Research and Application of an Elastic Solution for Surface Deformation Around Foundation Pit Excavation

Targeting the concern that nearby inflexible buildings may be at risk for safety issues due to the surface deformation caused by foundation pit excavation disruptions, this paper took the large-scale foundation pit in the Hongshaquan second mine stope in Xinjiang as the research backdrop. To examine the deformation mechanism, generic numerical simulation models were built with varying excavation depths. The unloading effect of foundation pit excavation was addressed using the Fourier integral approach, which is based on elastic theory.

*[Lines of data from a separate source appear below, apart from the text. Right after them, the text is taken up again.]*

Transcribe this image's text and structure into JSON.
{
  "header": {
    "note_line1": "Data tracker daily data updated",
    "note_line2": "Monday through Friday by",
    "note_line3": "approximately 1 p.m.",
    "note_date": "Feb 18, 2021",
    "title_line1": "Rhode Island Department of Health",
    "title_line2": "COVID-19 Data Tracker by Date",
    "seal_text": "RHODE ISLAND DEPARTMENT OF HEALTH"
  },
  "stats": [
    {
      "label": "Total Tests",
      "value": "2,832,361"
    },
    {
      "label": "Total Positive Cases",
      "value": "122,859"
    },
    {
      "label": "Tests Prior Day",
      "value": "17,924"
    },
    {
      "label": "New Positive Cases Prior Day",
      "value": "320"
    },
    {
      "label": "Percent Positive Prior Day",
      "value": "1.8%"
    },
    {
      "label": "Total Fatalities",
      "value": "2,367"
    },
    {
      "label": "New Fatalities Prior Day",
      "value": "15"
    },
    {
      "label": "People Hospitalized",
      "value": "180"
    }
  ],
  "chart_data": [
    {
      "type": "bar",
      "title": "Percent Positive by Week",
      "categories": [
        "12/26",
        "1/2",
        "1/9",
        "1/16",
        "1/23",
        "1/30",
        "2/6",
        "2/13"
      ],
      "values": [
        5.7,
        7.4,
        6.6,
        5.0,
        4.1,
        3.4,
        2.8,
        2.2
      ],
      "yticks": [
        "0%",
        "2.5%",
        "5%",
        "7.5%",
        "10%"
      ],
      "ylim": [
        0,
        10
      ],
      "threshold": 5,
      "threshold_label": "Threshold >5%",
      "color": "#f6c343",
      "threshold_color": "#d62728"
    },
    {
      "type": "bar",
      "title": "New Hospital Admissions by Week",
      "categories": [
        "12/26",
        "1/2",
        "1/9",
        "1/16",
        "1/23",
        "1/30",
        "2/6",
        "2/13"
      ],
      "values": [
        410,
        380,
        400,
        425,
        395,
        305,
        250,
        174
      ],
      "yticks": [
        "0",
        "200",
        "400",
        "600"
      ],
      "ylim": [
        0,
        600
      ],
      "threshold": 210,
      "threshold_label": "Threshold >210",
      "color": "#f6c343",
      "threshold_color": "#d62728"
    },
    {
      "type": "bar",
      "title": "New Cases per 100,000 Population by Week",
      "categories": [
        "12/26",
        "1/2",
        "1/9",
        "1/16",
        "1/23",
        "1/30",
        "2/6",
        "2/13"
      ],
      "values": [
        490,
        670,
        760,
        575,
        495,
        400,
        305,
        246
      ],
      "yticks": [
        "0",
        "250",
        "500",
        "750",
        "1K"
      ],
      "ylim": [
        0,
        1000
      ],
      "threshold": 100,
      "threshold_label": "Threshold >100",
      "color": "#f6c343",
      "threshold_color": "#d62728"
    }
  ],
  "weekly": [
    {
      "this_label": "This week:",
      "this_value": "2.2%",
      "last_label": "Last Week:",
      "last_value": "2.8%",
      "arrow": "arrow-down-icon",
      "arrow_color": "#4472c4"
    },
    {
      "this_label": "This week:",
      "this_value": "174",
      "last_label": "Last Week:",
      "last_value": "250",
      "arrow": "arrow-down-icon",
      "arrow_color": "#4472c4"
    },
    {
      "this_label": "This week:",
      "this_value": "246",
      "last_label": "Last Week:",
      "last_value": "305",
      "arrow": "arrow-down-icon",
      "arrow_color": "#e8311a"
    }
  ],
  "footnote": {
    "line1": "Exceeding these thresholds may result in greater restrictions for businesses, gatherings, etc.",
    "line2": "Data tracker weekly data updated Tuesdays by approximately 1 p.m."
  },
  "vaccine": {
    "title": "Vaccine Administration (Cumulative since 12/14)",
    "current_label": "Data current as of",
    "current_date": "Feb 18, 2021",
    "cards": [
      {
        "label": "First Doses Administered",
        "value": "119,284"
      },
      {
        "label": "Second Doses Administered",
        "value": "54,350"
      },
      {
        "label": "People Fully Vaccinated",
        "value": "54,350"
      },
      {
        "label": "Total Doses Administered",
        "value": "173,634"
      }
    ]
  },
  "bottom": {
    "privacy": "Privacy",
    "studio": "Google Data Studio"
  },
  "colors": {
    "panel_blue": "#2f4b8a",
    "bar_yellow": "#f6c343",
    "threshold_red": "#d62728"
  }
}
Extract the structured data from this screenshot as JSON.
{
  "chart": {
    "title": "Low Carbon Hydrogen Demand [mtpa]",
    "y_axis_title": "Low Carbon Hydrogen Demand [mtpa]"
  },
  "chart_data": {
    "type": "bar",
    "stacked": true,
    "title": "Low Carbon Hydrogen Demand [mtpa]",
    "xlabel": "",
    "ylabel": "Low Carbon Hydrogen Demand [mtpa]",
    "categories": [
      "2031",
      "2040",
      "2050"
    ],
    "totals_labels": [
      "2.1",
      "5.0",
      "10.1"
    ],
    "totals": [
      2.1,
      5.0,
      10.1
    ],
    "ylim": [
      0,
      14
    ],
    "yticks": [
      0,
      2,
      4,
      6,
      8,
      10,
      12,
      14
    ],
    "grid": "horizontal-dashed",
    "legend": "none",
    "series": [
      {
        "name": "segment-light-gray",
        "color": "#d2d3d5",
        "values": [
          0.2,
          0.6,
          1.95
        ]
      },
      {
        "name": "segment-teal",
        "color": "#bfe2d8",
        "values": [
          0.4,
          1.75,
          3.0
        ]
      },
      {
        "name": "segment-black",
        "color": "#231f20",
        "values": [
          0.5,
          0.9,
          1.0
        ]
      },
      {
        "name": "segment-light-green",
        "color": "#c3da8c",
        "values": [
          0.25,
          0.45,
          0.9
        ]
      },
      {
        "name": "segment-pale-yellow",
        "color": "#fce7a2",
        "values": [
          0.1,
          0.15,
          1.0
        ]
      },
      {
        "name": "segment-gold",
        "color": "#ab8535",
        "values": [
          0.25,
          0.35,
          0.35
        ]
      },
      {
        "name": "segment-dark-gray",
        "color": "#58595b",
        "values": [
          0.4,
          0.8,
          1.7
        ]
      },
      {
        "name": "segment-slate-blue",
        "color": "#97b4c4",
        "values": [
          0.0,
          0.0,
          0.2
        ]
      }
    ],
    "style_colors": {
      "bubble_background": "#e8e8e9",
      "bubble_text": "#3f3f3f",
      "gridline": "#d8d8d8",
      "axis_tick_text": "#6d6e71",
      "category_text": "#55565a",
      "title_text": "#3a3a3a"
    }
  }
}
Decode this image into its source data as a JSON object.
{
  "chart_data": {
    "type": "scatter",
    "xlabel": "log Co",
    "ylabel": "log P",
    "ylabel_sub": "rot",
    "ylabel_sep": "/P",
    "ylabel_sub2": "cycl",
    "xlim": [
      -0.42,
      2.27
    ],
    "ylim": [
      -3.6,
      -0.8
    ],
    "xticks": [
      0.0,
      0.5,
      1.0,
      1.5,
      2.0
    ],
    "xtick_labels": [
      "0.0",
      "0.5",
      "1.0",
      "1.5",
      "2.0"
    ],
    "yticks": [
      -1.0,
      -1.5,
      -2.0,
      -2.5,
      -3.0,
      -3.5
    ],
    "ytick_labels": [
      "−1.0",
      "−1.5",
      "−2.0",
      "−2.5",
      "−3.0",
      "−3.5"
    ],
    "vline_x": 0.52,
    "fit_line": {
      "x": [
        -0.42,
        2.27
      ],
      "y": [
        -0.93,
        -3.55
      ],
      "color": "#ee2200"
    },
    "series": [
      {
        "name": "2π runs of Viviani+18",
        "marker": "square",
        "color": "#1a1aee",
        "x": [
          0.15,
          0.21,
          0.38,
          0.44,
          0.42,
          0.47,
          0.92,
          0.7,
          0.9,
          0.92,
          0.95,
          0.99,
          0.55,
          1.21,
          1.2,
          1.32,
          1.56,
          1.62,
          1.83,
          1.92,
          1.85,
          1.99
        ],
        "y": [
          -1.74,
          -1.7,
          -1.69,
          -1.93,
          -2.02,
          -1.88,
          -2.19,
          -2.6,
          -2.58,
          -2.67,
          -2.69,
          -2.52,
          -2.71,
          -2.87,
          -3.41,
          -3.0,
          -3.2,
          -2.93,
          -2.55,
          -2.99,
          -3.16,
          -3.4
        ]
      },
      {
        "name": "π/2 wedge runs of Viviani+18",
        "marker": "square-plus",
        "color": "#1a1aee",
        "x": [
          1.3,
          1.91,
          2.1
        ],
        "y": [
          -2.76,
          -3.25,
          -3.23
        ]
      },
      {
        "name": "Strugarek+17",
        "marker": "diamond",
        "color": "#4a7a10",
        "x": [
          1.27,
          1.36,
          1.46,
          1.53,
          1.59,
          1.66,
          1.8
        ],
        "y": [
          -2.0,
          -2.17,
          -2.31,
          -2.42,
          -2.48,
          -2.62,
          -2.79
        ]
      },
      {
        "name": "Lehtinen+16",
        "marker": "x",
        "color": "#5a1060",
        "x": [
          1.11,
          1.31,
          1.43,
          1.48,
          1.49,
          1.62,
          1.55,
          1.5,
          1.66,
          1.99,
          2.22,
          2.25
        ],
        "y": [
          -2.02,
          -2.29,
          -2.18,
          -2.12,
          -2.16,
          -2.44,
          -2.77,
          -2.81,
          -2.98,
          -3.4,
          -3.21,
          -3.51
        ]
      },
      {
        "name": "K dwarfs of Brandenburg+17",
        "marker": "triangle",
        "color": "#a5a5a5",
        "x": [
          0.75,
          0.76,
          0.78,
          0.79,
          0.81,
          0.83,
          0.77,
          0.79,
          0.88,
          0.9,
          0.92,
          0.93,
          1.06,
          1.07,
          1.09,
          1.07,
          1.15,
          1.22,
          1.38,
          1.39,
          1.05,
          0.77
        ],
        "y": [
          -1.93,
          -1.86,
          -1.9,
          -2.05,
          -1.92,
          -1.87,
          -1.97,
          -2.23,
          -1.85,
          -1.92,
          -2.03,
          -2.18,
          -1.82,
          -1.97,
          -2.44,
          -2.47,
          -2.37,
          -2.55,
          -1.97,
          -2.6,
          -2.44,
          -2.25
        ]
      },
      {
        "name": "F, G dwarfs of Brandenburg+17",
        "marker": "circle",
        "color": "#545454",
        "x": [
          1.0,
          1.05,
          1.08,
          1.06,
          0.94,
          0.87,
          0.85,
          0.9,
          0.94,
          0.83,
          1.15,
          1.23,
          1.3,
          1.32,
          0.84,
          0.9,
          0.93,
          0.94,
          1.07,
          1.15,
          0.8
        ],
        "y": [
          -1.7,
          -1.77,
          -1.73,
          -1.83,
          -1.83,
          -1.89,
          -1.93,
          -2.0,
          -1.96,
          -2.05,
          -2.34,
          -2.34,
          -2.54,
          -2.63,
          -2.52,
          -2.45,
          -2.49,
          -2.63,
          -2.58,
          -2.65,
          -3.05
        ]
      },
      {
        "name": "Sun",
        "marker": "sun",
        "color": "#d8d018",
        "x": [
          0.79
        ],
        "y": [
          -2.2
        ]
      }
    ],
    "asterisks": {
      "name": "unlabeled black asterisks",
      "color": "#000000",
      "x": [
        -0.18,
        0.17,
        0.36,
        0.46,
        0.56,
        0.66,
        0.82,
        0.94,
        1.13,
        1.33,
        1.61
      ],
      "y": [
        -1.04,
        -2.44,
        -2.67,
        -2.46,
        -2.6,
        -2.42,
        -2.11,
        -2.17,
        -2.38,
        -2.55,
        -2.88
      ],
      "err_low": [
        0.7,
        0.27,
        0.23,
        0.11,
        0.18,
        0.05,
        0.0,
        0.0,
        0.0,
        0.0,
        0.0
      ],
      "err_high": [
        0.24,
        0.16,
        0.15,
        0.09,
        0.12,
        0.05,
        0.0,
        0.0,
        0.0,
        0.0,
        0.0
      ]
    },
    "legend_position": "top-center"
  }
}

An elastic theoretical analytical approach for the surrounding deformation during disturbances due to the excavation of foundation pits was derived by superimposing the unloading impact of the surrounding soil and including pertinent boundary conditions. By contrasting the outcomes of the numerical simulation with the theoretical analysis and the real on-site monitoring data, the accuracy of this approach was confirmed. The findings indicated that the deformation of the surrounding ground surface rises as the excavation depth grows during the foundation pit excavation process in open-pit mines. The deformation decreases with increasing distance from the slope crest to the monitoring location. The deformation of the surrounding ground surface reduces as the rock and soil mass’s elastic modulus and Poisson’s ratio rise. However, the deformation of the surrounding ground surface increases as the excavation depth and slope angle rise. This study offers fresh ideas and approaches for examining how the surrounding ground surface deforms while a foundation hole is excavated.